Miguel Martín

Personal information
- Full name: Miguel Martín Fernández
- Date of birth: 1 October 1997 (age 27)
- Place of birth: Motril, Spain
- Position(s): Forward

Team information
- Current team: Motril

Youth career
- Motril
- 2011–2012: Real Madrid
- 2012–2013: Granada 74
- 2013–2014: Santa Fe
- 2014–2015: Almería
- 2015–2016: Sevilla

Senior career*
- Years: Team / Apps / (Gls)
- 2016–2018: Sevilla C / 51 / (17)
- 2017–2019: Sevilla B / 34 / (1)
- 2019–2020: Real Jaén / 11 / (4)
- 2020: Sanluqueño / 0 / (0)
- 2020–: Motril / 4 / (1)

= Miguel Martín (footballer) =

Spanish footballer

Miguel Martín Fernández (born 1 October 1997) is a Spanish professional footballer who plays for Motril as a forward.

==Club career==
Born in Motril, Granada, Andalusia, Martín finished his formation with Sevilla FC. He made his senior debut with the C-team on 27 August 2016, starting and scoring the first in a 3–3 Tercera División away draw against CD San Roque de Lepe.

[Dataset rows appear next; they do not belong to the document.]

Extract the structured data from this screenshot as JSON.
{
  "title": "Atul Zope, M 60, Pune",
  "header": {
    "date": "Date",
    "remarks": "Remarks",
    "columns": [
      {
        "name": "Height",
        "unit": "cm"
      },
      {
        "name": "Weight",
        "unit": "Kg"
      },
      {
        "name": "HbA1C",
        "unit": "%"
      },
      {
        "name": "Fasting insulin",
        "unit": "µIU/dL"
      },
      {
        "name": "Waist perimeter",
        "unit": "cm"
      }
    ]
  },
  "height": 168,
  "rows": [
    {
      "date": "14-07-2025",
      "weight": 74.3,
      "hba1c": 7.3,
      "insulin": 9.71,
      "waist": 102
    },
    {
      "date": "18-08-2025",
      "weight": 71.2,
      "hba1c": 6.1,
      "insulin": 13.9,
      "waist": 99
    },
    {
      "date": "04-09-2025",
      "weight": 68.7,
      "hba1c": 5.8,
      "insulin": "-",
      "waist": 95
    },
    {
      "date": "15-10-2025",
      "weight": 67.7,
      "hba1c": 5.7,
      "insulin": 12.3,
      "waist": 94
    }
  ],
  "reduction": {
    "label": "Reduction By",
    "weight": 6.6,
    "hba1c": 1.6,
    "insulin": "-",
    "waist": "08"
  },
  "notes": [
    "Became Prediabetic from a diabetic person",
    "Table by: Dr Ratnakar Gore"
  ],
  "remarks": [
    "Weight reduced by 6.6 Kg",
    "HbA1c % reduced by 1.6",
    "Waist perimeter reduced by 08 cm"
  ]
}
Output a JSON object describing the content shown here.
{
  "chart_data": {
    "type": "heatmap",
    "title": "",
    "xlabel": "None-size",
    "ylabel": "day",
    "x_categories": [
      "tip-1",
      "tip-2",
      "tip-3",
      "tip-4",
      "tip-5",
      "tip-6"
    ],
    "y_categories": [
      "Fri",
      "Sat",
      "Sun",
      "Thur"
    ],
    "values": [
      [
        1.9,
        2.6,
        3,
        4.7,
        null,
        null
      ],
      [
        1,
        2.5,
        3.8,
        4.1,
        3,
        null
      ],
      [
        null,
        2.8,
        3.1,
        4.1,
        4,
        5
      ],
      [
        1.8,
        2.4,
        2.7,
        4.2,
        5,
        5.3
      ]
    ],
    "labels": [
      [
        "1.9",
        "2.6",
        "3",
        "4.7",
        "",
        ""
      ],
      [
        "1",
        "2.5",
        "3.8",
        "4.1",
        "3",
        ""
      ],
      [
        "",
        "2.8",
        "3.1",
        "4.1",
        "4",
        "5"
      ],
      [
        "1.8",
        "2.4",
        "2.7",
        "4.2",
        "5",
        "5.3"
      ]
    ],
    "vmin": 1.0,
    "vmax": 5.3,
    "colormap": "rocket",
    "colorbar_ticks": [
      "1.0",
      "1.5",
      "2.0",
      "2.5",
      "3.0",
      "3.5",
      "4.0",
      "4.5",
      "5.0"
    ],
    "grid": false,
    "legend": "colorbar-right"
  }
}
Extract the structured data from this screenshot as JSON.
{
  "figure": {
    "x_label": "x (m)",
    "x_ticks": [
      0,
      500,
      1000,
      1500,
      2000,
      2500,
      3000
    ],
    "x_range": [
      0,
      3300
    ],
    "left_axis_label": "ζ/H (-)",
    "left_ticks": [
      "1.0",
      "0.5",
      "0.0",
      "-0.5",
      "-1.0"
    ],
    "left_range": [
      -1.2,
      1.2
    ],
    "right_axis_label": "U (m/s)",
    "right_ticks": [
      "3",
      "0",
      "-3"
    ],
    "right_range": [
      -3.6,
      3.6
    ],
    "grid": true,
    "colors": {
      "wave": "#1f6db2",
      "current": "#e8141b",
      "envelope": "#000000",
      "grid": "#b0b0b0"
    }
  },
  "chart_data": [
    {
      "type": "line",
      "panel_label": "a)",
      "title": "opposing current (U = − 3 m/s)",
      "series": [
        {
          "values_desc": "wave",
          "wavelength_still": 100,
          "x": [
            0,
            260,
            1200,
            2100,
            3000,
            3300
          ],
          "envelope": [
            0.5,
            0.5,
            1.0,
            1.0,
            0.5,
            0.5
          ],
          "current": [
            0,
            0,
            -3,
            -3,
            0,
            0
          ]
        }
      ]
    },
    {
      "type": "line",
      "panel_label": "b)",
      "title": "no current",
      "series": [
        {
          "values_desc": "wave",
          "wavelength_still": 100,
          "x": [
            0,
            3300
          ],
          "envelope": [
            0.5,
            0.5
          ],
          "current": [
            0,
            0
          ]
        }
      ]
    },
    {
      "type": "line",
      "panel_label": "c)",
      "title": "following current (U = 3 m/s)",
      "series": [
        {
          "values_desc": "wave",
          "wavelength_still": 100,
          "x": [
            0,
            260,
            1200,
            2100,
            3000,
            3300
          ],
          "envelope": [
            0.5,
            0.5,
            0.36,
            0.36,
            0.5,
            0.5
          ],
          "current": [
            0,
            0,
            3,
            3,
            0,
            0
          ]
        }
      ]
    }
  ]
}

On 22 October 2017, Martín scored a brace in a 2–0 home win against CD Cabecense, taking his tally up to seven goals in only ten matches during the campaign. He made his professional debut with the reserves on 10 December 2017, coming on as a second-half substitute for David Carmona in a 1–2 away loss against Gimnàstic de Tarragona in the Segunda División.

Martín left Sevilla on 16 July 2019, signing for fourth-tier Real Jaén.